Les trois laboratoires ont refusé nos demandes d’entretien ou n’ont pas répondu lorsque nous avons tenté d’en savoir plus.
Comment ça marche
« Participer à un essai clinique est très contraignant, tient à préciser Guillaume Paré. Les heures de coucher et de lever sont contrôlées, tout comme ce que les sujets mangent et boivent, et ils sont surveillés en permanence. »
Les participants peuvent recevoir des médicaments par voie orale ou par injection, subir une prise de sang et subir divers tests médicaux.
Un volontaire qui ne respecte pas le protocole peut se voir retirer une partie de sa rémunération, observe Guillaume Paré. « Quand ils se lancent dans des essais, les gens ne se rendent pas toujours compte de l’ampleur de la tâche. »
L’une des études de Syneos nécessite par exemple trois séjours de trois nuits en clinique, avec des examens médicaux en journée. Il est assez fréquent de devoir dormir sur place, même lorsque celle-ci est plus courte : « La majorité de nos études sont de courte durée et impliquent généralement deux ou trois séjours de 36 heures », précise le site du laboratoire.
Le Dl Benoit Heppel, médecin de famille au CIUSSS de l’Estrie-CHUS, dont plusieurs patients participent à des essais, insiste néanmoins sur leur importance : « Si on n’avait pas d’essais cliniques, on n’aurait pas de pilules. On n’aurait rien à offrir aux gens », dit-il.
Et pour votre santé ?
Avant de signer le formulaire d’inscription à une étude, il est toutefois préférable de bien comprendre les risques. Les tests sur les médicaments peuvent entraîner des effets secondaires, et les laboratoires ne s’en cachent pas.
« Les effets secondaires tels que maux de tête, étourdissements, frissons et nausées sont les plus fréquemment observés au cours de nos études », souligne Altasciences sur son site Internet.
Les effets secondaires graves sont toutefois rares, selon Guillaume Paré. « En milieu universitaire, j’ai supervisé 1700 projets depuis 2006. Je n’ai jamais constaté d’effets secondaires majeurs, et les chercheurs ont l’obligation de nous les signaler », explique-t-il.
L’aspect juridique
Les rémunérations versées par les laboratoires constituent une forme de revenu, mais ce n’est pas un salaire, insiste M.et Patrick Martin-Ménard, spécialiste en responsabilité médicale, du cabinet Ménard, Martin Avocats.
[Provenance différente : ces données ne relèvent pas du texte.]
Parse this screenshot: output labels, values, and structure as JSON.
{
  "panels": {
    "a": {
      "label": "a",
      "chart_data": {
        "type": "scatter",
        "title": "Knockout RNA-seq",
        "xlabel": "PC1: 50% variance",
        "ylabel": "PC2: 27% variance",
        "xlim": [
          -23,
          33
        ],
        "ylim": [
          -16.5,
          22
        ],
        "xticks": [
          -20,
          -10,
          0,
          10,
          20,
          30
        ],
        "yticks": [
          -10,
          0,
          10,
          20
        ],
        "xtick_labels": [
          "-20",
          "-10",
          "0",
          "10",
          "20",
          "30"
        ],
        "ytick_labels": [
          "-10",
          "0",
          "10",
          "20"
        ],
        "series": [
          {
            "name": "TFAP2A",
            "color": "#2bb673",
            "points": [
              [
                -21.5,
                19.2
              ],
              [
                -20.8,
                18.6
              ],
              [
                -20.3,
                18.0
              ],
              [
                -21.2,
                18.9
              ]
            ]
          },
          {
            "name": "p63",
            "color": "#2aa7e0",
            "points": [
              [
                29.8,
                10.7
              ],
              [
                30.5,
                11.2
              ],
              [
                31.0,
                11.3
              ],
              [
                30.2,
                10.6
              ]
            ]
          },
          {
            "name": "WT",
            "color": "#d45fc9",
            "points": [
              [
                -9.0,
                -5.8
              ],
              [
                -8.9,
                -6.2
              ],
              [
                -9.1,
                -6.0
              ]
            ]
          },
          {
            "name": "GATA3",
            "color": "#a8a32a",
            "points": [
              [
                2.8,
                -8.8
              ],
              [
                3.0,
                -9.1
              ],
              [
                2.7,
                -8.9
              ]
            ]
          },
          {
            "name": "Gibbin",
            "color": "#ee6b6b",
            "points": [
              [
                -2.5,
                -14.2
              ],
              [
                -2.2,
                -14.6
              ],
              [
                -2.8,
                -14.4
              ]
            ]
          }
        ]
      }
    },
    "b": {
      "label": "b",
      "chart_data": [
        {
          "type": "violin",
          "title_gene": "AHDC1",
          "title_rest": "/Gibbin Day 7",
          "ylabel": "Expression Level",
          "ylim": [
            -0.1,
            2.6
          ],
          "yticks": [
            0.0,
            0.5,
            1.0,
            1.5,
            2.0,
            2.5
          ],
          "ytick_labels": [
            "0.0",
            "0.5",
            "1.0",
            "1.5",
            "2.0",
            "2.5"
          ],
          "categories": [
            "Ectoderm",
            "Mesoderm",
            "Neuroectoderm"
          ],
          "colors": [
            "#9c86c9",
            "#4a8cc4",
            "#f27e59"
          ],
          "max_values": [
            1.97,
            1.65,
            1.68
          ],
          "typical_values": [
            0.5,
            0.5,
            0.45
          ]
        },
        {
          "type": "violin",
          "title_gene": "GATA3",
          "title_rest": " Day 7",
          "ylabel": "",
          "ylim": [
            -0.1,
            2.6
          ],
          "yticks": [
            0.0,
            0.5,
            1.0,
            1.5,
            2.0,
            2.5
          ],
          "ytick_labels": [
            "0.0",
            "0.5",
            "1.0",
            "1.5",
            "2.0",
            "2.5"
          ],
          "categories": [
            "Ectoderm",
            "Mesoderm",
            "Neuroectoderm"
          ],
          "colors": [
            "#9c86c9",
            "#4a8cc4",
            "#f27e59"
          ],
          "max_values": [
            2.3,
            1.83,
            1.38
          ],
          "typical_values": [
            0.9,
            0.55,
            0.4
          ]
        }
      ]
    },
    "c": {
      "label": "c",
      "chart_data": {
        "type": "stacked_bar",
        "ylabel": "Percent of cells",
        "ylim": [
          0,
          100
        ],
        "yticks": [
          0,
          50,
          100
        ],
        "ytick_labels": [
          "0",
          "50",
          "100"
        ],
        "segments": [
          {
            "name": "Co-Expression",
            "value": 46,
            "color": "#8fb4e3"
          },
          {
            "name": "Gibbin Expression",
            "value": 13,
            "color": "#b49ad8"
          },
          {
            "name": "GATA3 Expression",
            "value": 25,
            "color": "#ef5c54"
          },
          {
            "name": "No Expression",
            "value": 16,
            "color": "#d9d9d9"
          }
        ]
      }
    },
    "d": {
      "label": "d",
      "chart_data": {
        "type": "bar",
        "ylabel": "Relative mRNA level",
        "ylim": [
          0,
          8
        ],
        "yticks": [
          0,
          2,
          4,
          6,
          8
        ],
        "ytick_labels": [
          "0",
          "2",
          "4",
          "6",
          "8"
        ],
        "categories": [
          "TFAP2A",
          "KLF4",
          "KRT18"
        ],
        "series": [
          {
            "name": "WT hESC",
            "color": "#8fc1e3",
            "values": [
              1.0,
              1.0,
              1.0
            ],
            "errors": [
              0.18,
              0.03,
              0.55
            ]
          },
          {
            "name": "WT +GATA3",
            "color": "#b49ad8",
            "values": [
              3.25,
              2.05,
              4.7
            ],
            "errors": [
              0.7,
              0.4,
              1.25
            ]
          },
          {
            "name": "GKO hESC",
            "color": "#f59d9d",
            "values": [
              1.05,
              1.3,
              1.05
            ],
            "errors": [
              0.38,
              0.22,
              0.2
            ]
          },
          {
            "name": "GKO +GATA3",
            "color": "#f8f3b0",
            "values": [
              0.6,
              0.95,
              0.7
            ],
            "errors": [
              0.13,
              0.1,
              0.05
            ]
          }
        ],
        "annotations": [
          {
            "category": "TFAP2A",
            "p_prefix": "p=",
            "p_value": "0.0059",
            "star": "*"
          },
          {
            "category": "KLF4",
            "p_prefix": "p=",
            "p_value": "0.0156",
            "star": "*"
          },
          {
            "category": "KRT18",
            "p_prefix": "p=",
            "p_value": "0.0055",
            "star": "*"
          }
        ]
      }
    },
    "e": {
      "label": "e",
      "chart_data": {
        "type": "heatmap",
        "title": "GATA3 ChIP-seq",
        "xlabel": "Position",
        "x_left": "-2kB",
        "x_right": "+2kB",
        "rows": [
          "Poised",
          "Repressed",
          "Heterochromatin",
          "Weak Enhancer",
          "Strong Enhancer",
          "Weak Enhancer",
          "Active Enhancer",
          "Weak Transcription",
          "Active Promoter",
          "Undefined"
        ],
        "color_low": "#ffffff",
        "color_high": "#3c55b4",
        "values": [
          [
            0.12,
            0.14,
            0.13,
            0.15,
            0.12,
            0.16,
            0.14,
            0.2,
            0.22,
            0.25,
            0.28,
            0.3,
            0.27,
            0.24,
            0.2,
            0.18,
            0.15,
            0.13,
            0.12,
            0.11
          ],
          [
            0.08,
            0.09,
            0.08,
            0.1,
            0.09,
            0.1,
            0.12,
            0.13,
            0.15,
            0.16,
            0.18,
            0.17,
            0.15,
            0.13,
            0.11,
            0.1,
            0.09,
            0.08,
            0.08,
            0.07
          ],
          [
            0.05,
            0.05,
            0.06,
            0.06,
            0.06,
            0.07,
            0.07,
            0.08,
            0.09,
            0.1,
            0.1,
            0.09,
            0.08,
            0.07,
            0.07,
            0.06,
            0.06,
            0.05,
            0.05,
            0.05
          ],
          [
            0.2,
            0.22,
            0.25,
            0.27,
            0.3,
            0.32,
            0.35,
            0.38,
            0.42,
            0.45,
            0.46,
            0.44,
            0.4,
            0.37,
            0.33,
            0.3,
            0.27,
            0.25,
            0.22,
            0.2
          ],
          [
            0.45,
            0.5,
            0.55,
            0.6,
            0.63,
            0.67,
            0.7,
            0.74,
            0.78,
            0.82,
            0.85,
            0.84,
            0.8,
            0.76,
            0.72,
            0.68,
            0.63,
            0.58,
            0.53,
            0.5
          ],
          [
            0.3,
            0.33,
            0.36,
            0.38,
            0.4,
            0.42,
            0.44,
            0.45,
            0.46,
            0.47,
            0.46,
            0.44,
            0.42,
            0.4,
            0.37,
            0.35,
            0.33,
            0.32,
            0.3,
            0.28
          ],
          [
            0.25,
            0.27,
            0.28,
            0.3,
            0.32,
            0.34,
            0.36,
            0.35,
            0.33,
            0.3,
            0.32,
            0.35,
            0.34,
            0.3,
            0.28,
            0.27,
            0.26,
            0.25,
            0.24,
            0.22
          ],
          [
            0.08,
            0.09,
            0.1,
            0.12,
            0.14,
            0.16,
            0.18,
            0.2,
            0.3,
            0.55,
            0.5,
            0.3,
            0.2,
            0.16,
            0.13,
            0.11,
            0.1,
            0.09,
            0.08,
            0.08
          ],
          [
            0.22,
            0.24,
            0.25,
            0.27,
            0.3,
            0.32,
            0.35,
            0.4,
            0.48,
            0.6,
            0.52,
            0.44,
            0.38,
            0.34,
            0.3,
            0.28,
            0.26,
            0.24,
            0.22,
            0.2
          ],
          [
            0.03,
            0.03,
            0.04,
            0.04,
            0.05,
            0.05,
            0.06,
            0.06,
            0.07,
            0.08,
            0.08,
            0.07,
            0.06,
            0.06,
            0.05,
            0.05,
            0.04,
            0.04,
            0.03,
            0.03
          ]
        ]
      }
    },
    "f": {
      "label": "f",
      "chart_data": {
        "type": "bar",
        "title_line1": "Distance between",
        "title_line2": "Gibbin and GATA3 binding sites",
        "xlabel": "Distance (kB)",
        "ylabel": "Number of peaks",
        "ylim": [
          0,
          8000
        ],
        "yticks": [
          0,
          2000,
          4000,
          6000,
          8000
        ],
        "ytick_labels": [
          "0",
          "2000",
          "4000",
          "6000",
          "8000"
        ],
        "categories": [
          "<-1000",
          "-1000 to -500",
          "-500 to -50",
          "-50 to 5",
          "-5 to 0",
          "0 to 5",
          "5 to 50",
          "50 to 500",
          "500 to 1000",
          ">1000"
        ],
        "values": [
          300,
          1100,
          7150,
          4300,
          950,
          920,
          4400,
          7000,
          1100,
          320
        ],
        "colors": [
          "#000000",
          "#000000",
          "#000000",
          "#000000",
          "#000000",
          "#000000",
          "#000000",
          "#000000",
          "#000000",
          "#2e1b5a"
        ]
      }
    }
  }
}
L’article 25 du Code civil du Québec précise que la participation d’une personne à une recherche « ne peut donner lieu à aucune compensation financière autre que le versement d’une indemnité pour les pertes et les sujétions subies ».
L’argent qui vous sera versé représente donc une compensation pour votre déplacement, les jours de travail manqués et les éventuels effets secondaires – qui doivent également vous être présentés par le laboratoire avant l’étude.
Selon Met Martin-Ménard, d’un point de vue juridique, le « consentement libre et éclairé » du participant à l’étude clinique est l’élément le plus important. Ce consentement peut être révoqué à tout moment par le sujet, insiste-t-il.
Autre chose à garder à l’esprit : si, « à terme, le participant souffre de complications qui font partie des risques identifiés et acceptés, il n’y a aucun recours juridique possible », précise l’avocat.
Pour avoir recours, il faudrait qu’il y ait « une faute, un dommage et un lien de causalité entre la faute et le dommage », comme dans un cas de risque non divulgué.
Attention aux impôts
Quant à la dimension fiscale, «toute rémunération reçue en échange d’une participation à un essai clinique doit être déclarée», précise Mylène Gagnon, de la direction des relations publiques de Revenu Québec.
Les premiers 1 500 $ gagnés en participant à des études cliniques sont exonérés d’impôt, précise-t-elle. Si vous gagnez plus que ce montant, toute rémunération supplémentaire constitue un revenu imposable.